La moda al tempo della crisi
Antonio Cristaudo è il responsabile del marketing di Pitti Immagine.
Con la recessione in atto cosa è cambiato nel mondo della moda: stili, tessuti, prezzi?
«Il calo degli ordinativi ha creato una situazione strana, c’è voglia di ingegno, di creatività, di prodotti ben fatti, a prezzi interessanti. Se poi il prodotto è made in Italy e non costa un occhio della testa, tanto di guadagnato. I compratori non ritengono più indispensabile la grande firma per i loro negozi, preferiscono il prodotto alla grande griffe. Significa scegliere un prodotto con un buon prezzo, un buon marchio, ben fatto e un buon margine di guadagno. Sono premiate le aziende che riescono a produrre non ad un prezzo basso, ma ad un prezzo corretto. Negli anni scorsi tutto ciò era stato dimenticato e c’era stato un ricarico eccessivo sui prezzi che ora non è più sostenuto dal mercato».
Se lei dovesse definire l’dea di bellezza che veicola oggi la moda italiana, come la definirebbe?

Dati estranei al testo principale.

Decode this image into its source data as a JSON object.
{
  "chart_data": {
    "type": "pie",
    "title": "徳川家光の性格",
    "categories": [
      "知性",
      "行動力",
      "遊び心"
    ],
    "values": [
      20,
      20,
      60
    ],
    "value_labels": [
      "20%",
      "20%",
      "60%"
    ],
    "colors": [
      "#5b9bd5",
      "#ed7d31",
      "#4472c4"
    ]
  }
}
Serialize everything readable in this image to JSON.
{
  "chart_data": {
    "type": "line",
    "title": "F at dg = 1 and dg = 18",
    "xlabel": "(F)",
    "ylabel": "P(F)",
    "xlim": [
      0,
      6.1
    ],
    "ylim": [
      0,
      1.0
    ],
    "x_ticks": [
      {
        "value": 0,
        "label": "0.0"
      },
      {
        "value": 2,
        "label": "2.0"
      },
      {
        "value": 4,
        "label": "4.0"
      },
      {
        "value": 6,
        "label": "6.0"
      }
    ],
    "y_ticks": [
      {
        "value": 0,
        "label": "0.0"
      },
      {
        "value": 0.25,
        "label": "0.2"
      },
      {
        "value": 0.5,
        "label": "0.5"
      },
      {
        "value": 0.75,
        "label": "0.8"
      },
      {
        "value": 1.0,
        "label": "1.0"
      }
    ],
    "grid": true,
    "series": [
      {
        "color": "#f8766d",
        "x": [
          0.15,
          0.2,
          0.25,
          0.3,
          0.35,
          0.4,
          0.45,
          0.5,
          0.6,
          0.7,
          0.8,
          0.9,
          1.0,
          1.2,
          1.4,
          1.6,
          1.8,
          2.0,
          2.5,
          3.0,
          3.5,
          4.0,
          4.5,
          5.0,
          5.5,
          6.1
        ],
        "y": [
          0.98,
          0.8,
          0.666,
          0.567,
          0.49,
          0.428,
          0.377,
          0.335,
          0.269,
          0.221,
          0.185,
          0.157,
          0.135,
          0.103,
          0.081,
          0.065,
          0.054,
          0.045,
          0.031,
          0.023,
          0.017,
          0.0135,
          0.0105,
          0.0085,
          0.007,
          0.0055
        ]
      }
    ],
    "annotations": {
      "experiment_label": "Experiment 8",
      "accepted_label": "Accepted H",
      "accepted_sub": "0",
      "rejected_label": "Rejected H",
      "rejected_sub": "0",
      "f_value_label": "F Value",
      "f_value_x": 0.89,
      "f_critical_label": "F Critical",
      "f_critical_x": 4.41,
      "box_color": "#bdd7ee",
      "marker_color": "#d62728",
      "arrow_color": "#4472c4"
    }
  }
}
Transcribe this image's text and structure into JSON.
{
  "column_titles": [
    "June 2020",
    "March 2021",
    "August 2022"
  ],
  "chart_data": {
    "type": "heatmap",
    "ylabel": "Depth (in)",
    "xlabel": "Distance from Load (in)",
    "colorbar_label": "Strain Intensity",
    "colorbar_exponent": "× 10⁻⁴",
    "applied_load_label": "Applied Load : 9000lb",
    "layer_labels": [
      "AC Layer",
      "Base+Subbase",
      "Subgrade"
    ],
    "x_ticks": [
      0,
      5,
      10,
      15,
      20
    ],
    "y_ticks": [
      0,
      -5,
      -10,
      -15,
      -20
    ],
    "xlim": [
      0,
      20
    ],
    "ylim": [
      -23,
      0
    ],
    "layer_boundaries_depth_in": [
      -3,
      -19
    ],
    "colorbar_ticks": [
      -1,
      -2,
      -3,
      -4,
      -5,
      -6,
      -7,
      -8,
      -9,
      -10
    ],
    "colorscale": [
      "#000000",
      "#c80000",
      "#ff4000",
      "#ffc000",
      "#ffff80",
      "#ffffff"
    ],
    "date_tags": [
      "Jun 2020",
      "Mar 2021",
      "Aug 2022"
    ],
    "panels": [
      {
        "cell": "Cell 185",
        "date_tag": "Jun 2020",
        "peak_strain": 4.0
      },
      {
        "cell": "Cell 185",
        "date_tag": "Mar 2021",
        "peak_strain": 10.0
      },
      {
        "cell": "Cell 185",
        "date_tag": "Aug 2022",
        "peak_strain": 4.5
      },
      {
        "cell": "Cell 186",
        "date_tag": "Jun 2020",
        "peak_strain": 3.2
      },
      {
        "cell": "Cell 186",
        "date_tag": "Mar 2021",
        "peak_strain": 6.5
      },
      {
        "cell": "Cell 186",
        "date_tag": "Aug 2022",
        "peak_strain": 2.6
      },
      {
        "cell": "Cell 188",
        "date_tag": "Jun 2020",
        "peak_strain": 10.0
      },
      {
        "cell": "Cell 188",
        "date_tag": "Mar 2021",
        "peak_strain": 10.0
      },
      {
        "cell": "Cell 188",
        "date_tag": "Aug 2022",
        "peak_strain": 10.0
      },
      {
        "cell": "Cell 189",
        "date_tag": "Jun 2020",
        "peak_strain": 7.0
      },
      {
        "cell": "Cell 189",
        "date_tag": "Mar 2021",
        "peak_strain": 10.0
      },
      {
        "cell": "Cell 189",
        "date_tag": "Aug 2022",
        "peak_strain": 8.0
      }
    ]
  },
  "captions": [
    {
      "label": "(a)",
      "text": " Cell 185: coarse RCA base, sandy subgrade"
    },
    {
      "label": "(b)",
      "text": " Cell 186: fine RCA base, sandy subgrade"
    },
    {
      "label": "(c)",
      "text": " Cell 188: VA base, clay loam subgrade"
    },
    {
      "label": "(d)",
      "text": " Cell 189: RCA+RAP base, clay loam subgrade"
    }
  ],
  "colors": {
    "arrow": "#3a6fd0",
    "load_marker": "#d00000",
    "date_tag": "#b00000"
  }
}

«La bellezza è data dal mix ben combinato di vari elementi: il gusto, le proporzioni, e dal saper mescolare elementi diversi per dare un risultato finale completamente nuovo. Oggi nessuno si veste più con il total look, cioè lo stesso marchio dalla testa ai piedi, ma bisogna saper combinare vari vestiti e accessori di diversi stilisti. La bellezza è allora saper mischiare le cose con uno stile creativo e con personalità. A quel punto la creatività è anche sinonimo di bellezza».